LlGuidanceConstraintArg constraint_arg;
constraint_arg.constraint_type = LlgConstraintType::kRegex;
// Example: Force output to be a sequence of 'a's followed by 'b's
constraint_arg.constraint_string = "a+b+";
auto response = conversation->SendMessage(
user_message,
{.decoding_constraint = constraint_arg}
);
JSON Schema Constraint
Constrain the output to be a valid JSON object matching a schema.
LlGuidanceConstraintArg constraint_arg;
constraint_arg.constraint_type = LlgConstraintType::kJsonSchema;
// Example: Simple JSON object with a "name" field
constraint_arg.constraint_string = R"({
"type": "object",
"properties": {
"name": {"type": "string"}
},
"required": ["name"]
})";
auto response = conversation->SendMessage(
user_message,
{.decoding_constraint = constraint_arg}
);
Lark Grammar Constraint
Constrain the output to follow a Lark grammar.
LlGuidanceConstraintArg constraint_arg;
constraint_arg.constraint_type = LlgConstraintType::kLark;
// Example: A simple calculator grammar
constraint_arg.constraint_string = R"(
start: expr
expr: atom
| expr "+" atom
| expr "-" atom
| expr "*" atom
| expr "/" atom
| "(" expr ")"
atom: /[0-9]+/
WS: /[ \t\n\f]+/
%ignore WS
)";
auto response = conversation->SendMessage(
user_message,
{.decoding_constraint = constraint_arg}
);
2. External Constraints
If you have a custom implementation of the Constraint interface (e.g., a
highly specialized C++ state machine), you can use ExternalConstraintArg.
Prerequisite: You must have initialized Conversation with
ExternalConstraintConfig.
// 1. Initialize with ExternalConstraintConfig
auto config = ConversationConfig::Builder()

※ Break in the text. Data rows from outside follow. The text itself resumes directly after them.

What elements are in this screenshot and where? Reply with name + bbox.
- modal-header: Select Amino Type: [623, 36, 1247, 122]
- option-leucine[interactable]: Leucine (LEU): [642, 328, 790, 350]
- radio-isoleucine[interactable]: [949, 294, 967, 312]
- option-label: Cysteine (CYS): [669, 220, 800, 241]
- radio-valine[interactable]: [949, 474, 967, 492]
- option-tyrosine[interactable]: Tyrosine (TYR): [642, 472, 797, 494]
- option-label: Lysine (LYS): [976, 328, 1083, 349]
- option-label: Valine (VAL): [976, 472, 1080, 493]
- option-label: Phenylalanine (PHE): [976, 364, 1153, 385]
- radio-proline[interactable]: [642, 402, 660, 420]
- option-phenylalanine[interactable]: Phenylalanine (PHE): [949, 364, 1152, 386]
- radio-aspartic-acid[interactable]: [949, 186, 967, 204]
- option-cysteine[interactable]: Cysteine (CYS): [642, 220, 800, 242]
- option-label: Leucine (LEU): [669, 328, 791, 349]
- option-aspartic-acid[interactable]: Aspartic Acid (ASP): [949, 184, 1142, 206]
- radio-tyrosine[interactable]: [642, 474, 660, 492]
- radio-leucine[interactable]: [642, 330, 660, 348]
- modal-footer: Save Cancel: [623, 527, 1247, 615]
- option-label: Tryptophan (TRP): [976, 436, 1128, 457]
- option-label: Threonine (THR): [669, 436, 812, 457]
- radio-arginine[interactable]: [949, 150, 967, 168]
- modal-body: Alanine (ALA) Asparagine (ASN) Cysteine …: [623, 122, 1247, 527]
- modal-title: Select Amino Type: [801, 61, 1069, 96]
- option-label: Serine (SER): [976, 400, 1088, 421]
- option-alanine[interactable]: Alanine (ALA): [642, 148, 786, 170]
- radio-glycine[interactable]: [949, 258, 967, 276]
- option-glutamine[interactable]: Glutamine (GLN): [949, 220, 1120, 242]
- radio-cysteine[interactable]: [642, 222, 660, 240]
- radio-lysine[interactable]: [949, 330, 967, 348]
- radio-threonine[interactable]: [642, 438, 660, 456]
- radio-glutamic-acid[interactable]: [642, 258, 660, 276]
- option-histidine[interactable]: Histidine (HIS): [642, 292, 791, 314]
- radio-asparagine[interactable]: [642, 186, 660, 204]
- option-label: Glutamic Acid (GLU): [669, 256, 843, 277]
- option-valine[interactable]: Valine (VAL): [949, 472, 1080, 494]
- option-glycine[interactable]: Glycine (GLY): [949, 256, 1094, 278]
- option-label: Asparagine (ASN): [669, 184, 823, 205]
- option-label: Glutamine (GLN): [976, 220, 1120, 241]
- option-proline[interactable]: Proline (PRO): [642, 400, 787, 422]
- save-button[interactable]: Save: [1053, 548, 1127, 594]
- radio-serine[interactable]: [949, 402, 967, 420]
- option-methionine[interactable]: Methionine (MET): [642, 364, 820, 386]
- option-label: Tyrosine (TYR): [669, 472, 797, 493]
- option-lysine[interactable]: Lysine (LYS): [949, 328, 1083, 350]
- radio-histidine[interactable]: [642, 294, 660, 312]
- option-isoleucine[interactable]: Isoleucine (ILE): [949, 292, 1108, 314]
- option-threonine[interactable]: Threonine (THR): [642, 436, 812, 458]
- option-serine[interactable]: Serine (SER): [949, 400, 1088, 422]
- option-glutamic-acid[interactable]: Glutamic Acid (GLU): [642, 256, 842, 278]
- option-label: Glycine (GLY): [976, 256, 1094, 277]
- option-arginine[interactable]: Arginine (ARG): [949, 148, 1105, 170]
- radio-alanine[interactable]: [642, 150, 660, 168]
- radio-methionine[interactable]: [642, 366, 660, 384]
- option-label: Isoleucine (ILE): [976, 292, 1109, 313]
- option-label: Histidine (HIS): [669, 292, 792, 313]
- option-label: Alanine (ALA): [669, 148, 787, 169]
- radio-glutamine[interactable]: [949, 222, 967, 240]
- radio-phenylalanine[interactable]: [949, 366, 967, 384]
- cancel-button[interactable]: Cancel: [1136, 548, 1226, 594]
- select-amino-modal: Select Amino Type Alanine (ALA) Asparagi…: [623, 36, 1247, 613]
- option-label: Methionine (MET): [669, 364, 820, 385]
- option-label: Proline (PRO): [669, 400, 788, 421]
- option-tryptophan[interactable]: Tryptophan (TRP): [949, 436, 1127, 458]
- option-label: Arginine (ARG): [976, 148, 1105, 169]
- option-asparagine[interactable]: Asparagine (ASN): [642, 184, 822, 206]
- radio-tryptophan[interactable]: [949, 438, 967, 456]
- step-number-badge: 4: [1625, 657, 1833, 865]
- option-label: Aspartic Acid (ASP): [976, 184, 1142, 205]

.SetEnableConstrainedDecoding(true)
.SetConstraintProviderConfig(ExternalConstraintConfig())
.Build(*engine);
auto conversation = Conversation::Create(*engine, config);
// 2. Create your custom constraint (must implement litert::lm::Constraint)
class MyCustomConstraint : public Constraint {
// Implement Start, ComputeNext, etc.
};
auto my_constraint = std::make_unique<MyCustomConstraint>();
// 3. Pass it to SendMessage
ExternalConstraintArg external_constraint;
external_constraint.constraint = std::move(my_constraint);
auto response = conversation->SendMessage(
user_message,
{.decoding_constraint = std::move(external_constraint)}
);
API Reference
ConstraintProviderConfig
A variant configuration passed to ConversationConfig.
LlGuidanceConfig: Configures LLGuidance.eos_id: Optional override for the End-of-Sequence token ID.
ExternalConstraintConfig: Empty struct (marker) to enable external constraints.
ConstraintArg
A variant argument passed via OptionalArgs to SendMessage.
LlGuidanceConstraintArg:constraint_type:kRegex,kJsonSchema, orkLark.constraint_string: The pattern/schema/grammar string.
ExternalConstraintArg:constraint:std::unique_ptr<Constraint>. Ownership is transferred to the valid decoder for that request.